Figure 1: Early severe heel blister which often turns into an ulcer. Get in to see your physician as soon as possible when you see this in order to prevent the problem seen in Figure 2.
|Figure 2: Evolving heel ulcer: This will be difficult to heal at this point.|
Figure 3: Severe foot ulcer over the ball of the foot. These are extremely hard to heal because they are subjected to dirty conditions and constant pressure.
Figure 4: Early gangrene of the 2nd toe. The tip of this toe clearly has to be amputated. The real problem, however, is that it is poor circulation that led to all of these ulcers. If the underlying problem with circulation is not diagnosed and treated, the patient will just continue to lose more and more of his foot until finally s/he has a below knee amputation. Below knee amputations are generally entirely preventable if patients receive the proper evaluation in these early stages of diabetic foot complications and peripheral vascular disease.
So what happens when patients with this kind of foot problem presents to the doctor or the emergency room. The treatment that is usually focused on is antibiotics to control any related infection; these can be given either orally or intravenously in the hospital. What you have to remember is that the primary problem here is not infection; infection is only a secondary side-effect. The primary problem is inadequate circulation.
To get these wounds to heal there are two basic steps are required:
- You have to surgically clean the wound and remove all excess dead tissue. The nature of the circulatory insufficiency process is that tissue gradually dies and leaves behind yellow, soupy dead tissue. This dead tissue is just a natural breeding ground for bacteria, which is how the infections get started. But remember--infection is NOT the primary problem. All the antibiotics in the world won't do any good unless you remove the dead tissue, which creates the seeds for continuing infection. The problem here is that 99% of all primary care physicians (including most Emergency Physicians) have no specific training in the cleaning (surgical debridement) of these wounds, which is so crucial to care. You really want to take these wounds to someone with a lot of experience and expertise. In most major hospitals, the doctor who takes care of these wounds is a VASCULAR SPECIALIST. Thus, effective care of these kinds of wounds requires evaluation by a vascular specialist. In our area I have already had good experience with two vascular specialists in Reno, Dr. Ahktar and Dr. Desai; in Truckee, we have Dr. Kitz.
- You have to perform an evaluation of the circulation to the feet. This process starts with a measurement of your blood pressure in the ankle comparing it to your blood pressure in the arm--a measurement that is called the "Ankle-Brachial Index". If the blood pressure in the ankle is less than 90% of the blood pressure in the arm, it is likely that there is a circulation problem. This is usually considered an indication for a vascular specialist to perform an "angiogram" (injecting dye into the arteries in the leg to see where the flow is good and where it is not). There are a number of highly effective procedures to restore circulation to areas of the leg with impaired blood flow. These include balloon angioplasty--stretching the artery out with an inflated balloon to improve flow; a kind of "roto-rooter" procedure where a special instrument is passed through a catheter in your artery that chops up the plaque that is blocking circulation. These are the two quick and simple procedures. There are a number of full surgical bypass approaches to the problem where the arteries are reconnected in a special way to bypass the area of worst obstruction.

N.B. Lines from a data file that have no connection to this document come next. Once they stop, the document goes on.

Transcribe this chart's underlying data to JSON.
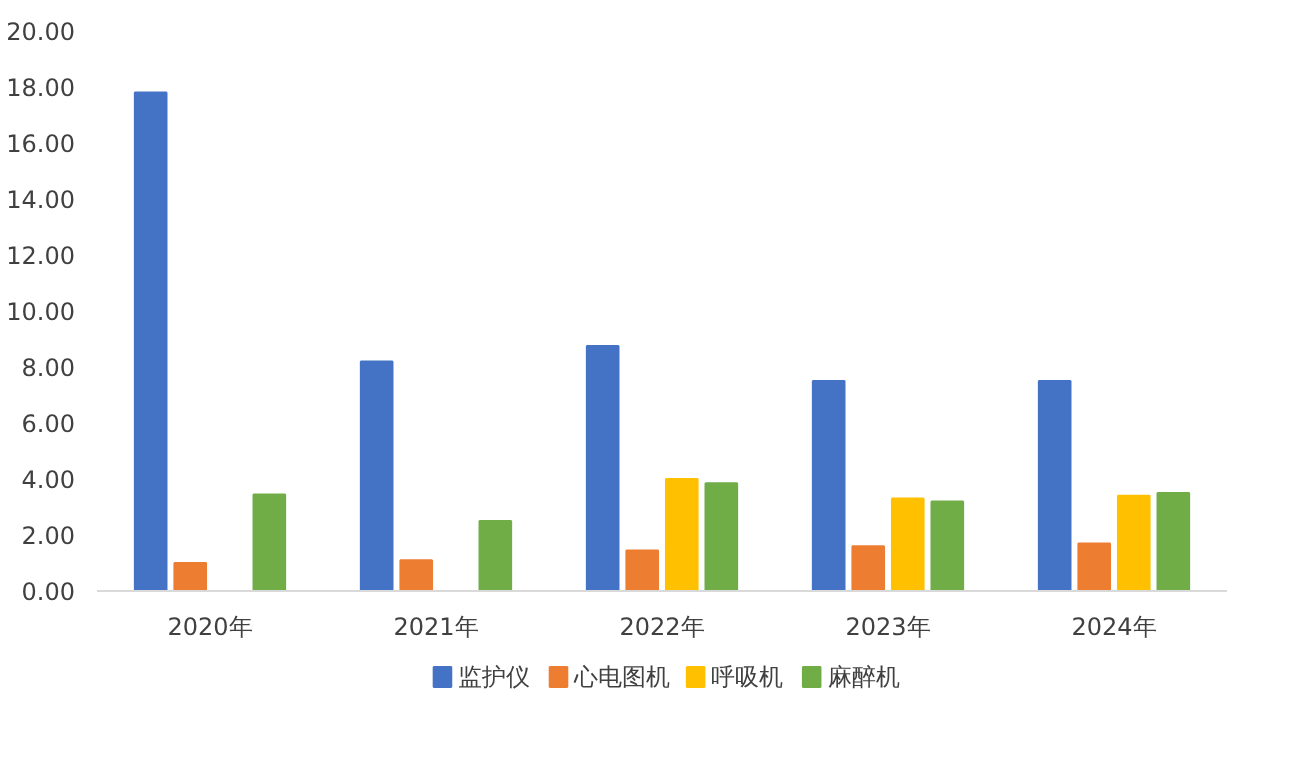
{
  "chart_data": {
    "type": "bar",
    "categories": [
      "2020年",
      "2021年",
      "2022年",
      "2023年",
      "2024年"
    ],
    "series": [
      {
        "name": "监护仪",
        "color": "#4472c4",
        "values": [
          17.8,
          8.2,
          8.75,
          7.5,
          7.5
        ]
      },
      {
        "name": "心电图机",
        "color": "#ed7d31",
        "values": [
          1.0,
          1.1,
          1.45,
          1.6,
          1.7
        ]
      },
      {
        "name": "呼吸机",
        "color": "#ffc000",
        "values": [
          null,
          null,
          4.0,
          3.3,
          3.4
        ]
      },
      {
        "name": "麻醉机",
        "color": "#70ad47",
        "values": [
          3.45,
          2.5,
          3.85,
          3.2,
          3.5
        ]
      }
    ],
    "ylim": [
      0,
      20
    ],
    "yticks": [
      {
        "value": 0,
        "label": "0.00"
      },
      {
        "value": 2,
        "label": "2.00"
      },
      {
        "value": 4,
        "label": "4.00"
      },
      {
        "value": 6,
        "label": "6.00"
      },
      {
        "value": 8,
        "label": "8.00"
      },
      {
        "value": 10,
        "label": "10.00"
      },
      {
        "value": 12,
        "label": "12.00"
      },
      {
        "value": 14,
        "label": "14.00"
      },
      {
        "value": 16,
        "label": "16.00"
      },
      {
        "value": 18,
        "label": "18.00"
      },
      {
        "value": 20,
        "label": "20.00"
      }
    ],
    "grid": false,
    "legend": "bottom"
  }
}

Bottom LIne: Foot ulcers tend to occur in patients with diabetes and/or peripheral vascular disease. If not adequately treated initially, they tend to progress to a need for amputation over many years. These ulcers can NOT be treated just with antibiotics and dressings. They require surgical wound cleaning (debridement) and vascular evaluation. Good healing does not take place without an adequate circulation. Don't ever ignore this kind of problem or resort to just hoping it will go away. Get the full evaluation early in order to prevent having similar ulcerations and infections occurring again and again over many years.